Tempestuous Waves
We have just spent a pleasant week in Guernsey. I always feel better for a visit to the home of my birth. The slower pace of life and the wonderful scenery helps to put things in perspective.
The weather was very stormy during our holiday and caused great walls of water to pour over the sea walls. Watching the froth and fury of the sea, crashing against the rocks, is truly magnificent and exhilarating.
I watched a small yacht ploughing its way through the pounding seas. One second the bow was under the waves, the next the stern was under water. My uncle, a sailing aficionado, told me that this is called pitch polling.

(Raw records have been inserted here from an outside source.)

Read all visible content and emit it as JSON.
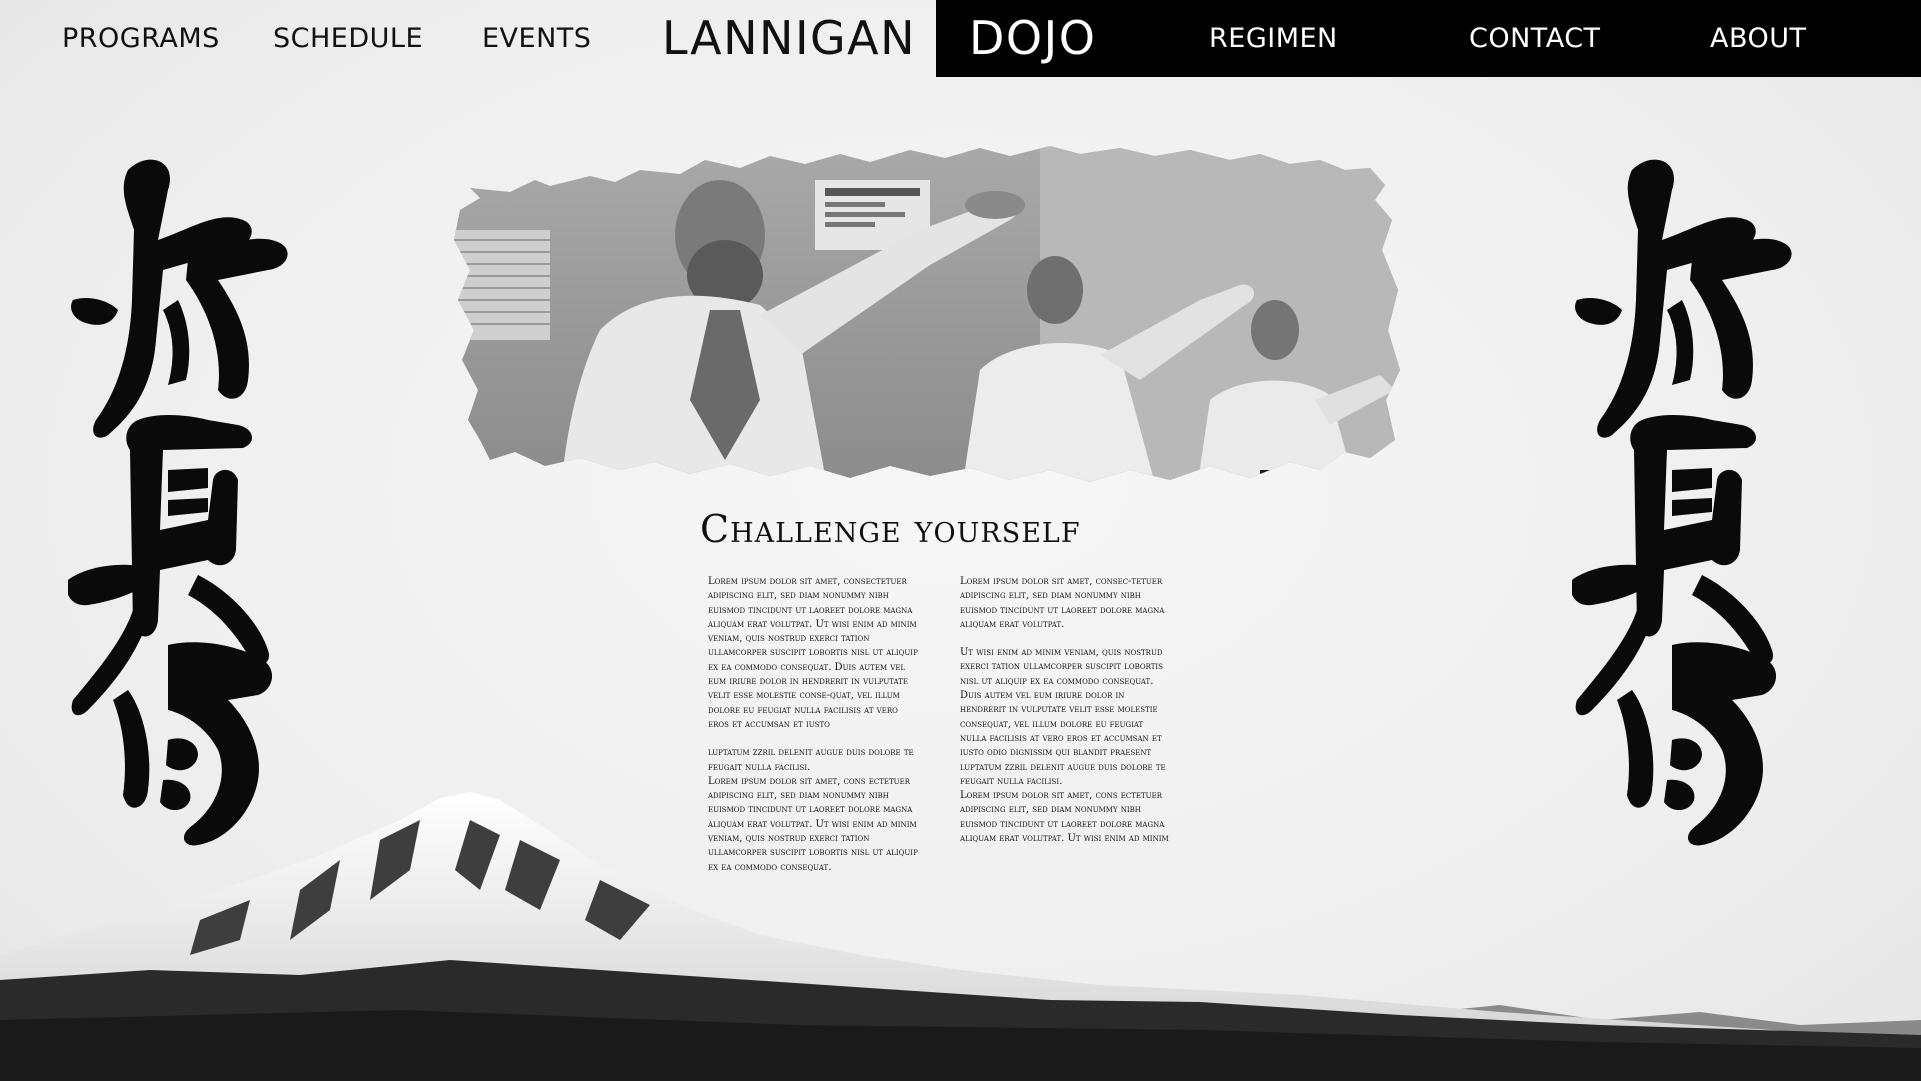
{
  "nav": {
    "left_items": [
      {
        "label": "PROGRAMS"
      },
      {
        "label": "SCHEDULE"
      },
      {
        "label": "EVENTS"
      }
    ],
    "brand_left": "LANNIGAN",
    "brand_right": "DOJO",
    "right_items": [
      {
        "label": "REGIMEN"
      },
      {
        "label": "CONTACT"
      },
      {
        "label": "ABOUT"
      }
    ]
  },
  "colors": {
    "nav_black": "#000000",
    "background": "#f1f1f1",
    "ink": "#111111"
  },
  "icons": {
    "calligraphy": "kyokushin-calligraphy",
    "photo": "karate-class-photo",
    "landscape": "snowy-mountain"
  },
  "main": {
    "heading": "Challenge yourself",
    "col1": [
      "Lorem ipsum dolor sit amet, consectetuer adipiscing elit, sed diam nonummy nibh euismod tincidunt ut laoreet dolore magna aliquam erat volutpat. Ut wisi enim ad minim veniam, quis nostrud exerci tation ullamcorper suscipit lobortis nisl ut aliquip ex ea commodo consequat. Duis autem vel eum iriure dolor in hendrerit in vulputate velit esse molestie conse-quat, vel illum dolore eu feugiat nulla facilisis at vero eros et accumsan et iusto",
      "luptatum zzril delenit augue duis dolore te feugait nulla facilisi.",
      "Lorem ipsum dolor sit amet, cons ectetuer adipiscing elit, sed diam nonummy nibh euismod tincidunt ut laoreet dolore magna aliquam erat volutpat. Ut wisi enim ad minim veniam, quis nostrud exerci tation ullamcorper suscipit lobortis nisl ut aliquip ex ea commodo consequat."
    ],
    "col2": [
      "Lorem ipsum dolor sit amet, consec-tetuer adipiscing elit, sed diam nonummy nibh euismod tincidunt ut laoreet dolore magna aliquam erat volutpat.",
      "Ut wisi enim ad minim veniam, quis nostrud exerci tation ullamcorper suscipit lobortis nisl ut aliquip ex ea commodo consequat. Duis autem vel eum iriure dolor in hendrerit in vulputate velit esse molestie consequat, vel illum dolore eu feugiat nulla facilisis at vero eros et accumsan et iusto odio dignissim qui blandit praesent luptatum zzril delenit augue duis dolore te feugait nulla facilisi.",
      "Lorem ipsum dolor sit amet, cons ectetuer adipiscing elit, sed diam nonummy nibh euismod tincidunt ut laoreet dolore magna aliquam erat volutpat. Ut wisi enim ad minim"
    ]
  }
}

If I had been on board I would have been praying for death. As I am a poor sailor, the sea has to be as calm as a millpond before I am tempted to set foot on a boat.
As so many others have done, I could not help but draw an analogy between the sea and life. One minute everything is calm and bobbing along happily, the next there is a storm and one is buffeted and out of control. It is relatively easy to maintain your faith when the way is smooth; it is when the going gets rough and one desperately needs a guiding hand that fear and doubt are at their strongest.
I have found that the past year has been particularly difficult, throwing up problems and scenarios I have not encountered before. Sometimes it is easy to forget God when one is in high stress mode. To paraphrase Lord Astley’s prayer before the battle of Edge Hill in 1642, "Oh Lord you know how stressed I will be today, if I forget thee, do not thou forget me." I trust that God is at the helm with his guiding hand on the tiller when I am burdened with anxiety.